To unravel the mess, Lieber and his team engineered a trap for their loose cooked noodles: They form U-shaped trenches on a silicon wafer and then comb the nanowires across the surface. This “combing” process unravels the mess and positions each nanowire into a neat U-shaped hole. Then, each “U” curve gets a miniature transistor, akin to the bottom of their “V” shaped devices.
With the “combing” technique, Lieber and his team create hundreds of nanowire devices in the same amount of time taken to make just a few. “Because they’re very well-aligned, they’re very easy to control,” Zhang says.
Thus far, Zhang and her colleagues have used the “U” shaped nanoscale devices to record intracellular signals in both cardiac and neural cells in cultures. Coated with a substance that copies the feel of a cell membrane, the nanowires can cross this barrier with the least effort or harm to the cell. Moreover, they can record intracellular chatter with the same level of accuracy as their biggest contender: patch clamp electrodes.
Patch clamp electrodes are around 100 times bigger than nanowires. As the name indicates, the tool clamps down on a cell’s membrane, causing permanent damage. The patch clamp electrode can trap stable recording of the electrical signals within the cells. But, Zhang says, “after recording, the cell dies.”

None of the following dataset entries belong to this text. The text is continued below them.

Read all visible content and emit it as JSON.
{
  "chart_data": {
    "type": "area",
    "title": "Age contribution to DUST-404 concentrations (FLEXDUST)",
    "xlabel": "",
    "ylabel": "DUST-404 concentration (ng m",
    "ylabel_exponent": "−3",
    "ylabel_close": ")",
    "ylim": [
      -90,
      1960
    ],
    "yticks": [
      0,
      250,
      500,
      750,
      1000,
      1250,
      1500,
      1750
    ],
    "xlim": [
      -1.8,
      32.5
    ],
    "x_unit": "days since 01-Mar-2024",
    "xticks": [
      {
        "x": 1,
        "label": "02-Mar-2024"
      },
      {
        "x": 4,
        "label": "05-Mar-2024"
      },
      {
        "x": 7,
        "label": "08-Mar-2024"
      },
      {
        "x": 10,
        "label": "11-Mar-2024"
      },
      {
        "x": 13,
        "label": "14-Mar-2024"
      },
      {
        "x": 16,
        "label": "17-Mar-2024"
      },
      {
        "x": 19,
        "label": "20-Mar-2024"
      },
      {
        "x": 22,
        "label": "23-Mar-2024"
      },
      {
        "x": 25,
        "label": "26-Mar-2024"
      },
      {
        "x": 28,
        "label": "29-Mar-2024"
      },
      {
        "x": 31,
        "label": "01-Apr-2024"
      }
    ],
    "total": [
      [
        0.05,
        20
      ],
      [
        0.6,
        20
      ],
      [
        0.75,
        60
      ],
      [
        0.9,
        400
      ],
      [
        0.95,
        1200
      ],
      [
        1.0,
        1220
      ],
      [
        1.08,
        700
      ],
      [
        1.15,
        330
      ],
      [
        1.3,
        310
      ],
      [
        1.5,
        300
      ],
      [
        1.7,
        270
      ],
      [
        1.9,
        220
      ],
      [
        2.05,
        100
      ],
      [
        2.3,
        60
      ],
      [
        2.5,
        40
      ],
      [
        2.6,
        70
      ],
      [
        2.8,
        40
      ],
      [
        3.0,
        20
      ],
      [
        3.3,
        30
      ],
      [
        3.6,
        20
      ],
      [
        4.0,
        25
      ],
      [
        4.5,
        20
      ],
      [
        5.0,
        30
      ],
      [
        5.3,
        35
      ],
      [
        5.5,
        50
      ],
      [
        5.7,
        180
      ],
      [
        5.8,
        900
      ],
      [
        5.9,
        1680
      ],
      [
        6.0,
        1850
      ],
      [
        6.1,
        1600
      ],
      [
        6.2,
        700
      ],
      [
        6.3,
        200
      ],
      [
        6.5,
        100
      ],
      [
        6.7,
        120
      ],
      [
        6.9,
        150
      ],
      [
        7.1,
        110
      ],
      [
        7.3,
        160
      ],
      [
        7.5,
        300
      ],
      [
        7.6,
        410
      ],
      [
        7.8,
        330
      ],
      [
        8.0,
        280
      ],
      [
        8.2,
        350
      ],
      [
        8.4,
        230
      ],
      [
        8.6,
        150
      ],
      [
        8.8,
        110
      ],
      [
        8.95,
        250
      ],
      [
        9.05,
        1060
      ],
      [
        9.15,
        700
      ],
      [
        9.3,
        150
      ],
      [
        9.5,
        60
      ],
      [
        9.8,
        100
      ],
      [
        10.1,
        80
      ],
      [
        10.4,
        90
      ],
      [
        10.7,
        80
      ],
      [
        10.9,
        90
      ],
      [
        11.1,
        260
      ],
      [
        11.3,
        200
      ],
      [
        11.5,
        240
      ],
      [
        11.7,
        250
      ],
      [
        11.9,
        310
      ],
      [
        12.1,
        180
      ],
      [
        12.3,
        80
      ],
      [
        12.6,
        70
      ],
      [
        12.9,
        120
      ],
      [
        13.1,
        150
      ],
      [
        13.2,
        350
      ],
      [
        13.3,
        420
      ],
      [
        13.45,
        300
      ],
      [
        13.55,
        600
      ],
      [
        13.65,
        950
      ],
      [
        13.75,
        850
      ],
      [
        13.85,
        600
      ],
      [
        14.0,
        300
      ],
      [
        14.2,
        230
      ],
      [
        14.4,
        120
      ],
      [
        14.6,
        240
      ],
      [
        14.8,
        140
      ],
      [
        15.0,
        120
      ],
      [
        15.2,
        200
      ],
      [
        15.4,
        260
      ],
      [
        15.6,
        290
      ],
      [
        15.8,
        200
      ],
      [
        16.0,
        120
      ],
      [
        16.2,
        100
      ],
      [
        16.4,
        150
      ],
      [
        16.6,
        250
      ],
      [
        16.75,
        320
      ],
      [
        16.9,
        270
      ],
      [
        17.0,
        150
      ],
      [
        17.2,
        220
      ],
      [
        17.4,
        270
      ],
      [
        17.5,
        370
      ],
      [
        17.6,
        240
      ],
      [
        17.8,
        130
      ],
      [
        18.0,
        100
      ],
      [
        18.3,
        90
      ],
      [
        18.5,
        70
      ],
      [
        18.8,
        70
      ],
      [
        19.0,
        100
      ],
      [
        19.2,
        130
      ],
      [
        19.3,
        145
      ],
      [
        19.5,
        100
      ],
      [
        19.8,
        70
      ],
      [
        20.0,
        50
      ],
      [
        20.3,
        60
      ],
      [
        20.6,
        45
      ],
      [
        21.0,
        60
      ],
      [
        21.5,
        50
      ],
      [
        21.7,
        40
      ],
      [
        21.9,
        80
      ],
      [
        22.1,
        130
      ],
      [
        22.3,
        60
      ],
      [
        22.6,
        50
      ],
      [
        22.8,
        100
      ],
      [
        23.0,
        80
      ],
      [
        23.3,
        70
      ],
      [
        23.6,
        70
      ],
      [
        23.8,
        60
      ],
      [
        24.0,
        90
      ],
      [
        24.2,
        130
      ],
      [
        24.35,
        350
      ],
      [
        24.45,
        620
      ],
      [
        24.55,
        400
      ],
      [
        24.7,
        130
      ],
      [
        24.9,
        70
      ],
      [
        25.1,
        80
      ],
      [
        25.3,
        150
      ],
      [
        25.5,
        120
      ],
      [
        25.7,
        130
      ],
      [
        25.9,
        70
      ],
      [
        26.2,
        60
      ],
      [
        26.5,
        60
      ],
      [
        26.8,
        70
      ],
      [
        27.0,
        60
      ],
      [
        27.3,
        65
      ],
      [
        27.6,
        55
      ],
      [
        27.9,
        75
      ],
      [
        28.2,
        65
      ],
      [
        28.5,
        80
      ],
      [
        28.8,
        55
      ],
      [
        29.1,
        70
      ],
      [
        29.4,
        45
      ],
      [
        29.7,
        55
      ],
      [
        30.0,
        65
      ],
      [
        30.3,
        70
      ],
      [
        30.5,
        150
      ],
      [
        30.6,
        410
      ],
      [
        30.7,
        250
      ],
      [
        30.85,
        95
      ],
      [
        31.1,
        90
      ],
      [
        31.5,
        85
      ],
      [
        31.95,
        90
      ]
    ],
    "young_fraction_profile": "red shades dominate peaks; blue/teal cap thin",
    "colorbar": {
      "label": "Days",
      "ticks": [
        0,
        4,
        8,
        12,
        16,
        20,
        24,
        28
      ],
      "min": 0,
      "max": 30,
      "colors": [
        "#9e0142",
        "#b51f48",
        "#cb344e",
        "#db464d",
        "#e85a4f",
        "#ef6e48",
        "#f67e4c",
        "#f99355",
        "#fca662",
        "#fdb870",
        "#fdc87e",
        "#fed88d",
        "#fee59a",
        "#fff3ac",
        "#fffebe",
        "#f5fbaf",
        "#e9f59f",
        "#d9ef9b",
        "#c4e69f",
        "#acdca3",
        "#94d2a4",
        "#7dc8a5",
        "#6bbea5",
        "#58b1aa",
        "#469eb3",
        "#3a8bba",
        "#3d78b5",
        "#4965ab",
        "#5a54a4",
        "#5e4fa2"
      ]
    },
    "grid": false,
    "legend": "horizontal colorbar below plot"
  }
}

The “U” shaped nanoscale devices created by Lieber team are friendlier to their cell hosts. “They can be inserted into multiple cells in parallel without causing damage,” Zhang says.
At present, the devices are so flexible that the cell membrane prods them out after approximately 10 minutes of recording. To stretch this window with their next design, the team may incorporate a little of biochemical glue to the tip or roughen the edges so the wire catches against the membrane.
The nanoscale devices possess another benefit over the patch clamp: They can record additional cells in parallel. With the clamps, scientists can gather just a few cell recordings per session. For this research, Zhang recorded up to ten cells at once. “Potentially, that can be much greater,” she says. The more cells they can record at one time, the more they can observe how networks of cells interrelate with each other as they do in living creatures.
In the process of expanding their nanowire design, the team also managed to confirm a long-established theory, known as the curvature hypothesis. After Lieber invented the first nanowires, scientists wondered if the width of a nanowire’s tip (the bottom of the “V” or “U”) can influence a cell’s response to the wire. For this research, the team tested with numerous “U” curves and transistor sizes. The results established the original hypothesis: Cells prefer a narrow tip and a small transistor.
The beauty of science to many, ourselves included, is having such challenges to drive hypotheses and future work.
Charles M. Lieber, the Joshua and Beth Friedman University Professor, Harvard University
With the scalability challenge overcome, the team hopes to trap even more precise recordings, maybe within subcellular structures, and record cells in living creatures. But for Lieber, one brain-machine challenge is more alluring than all others: “bringing cyborgs to reality.”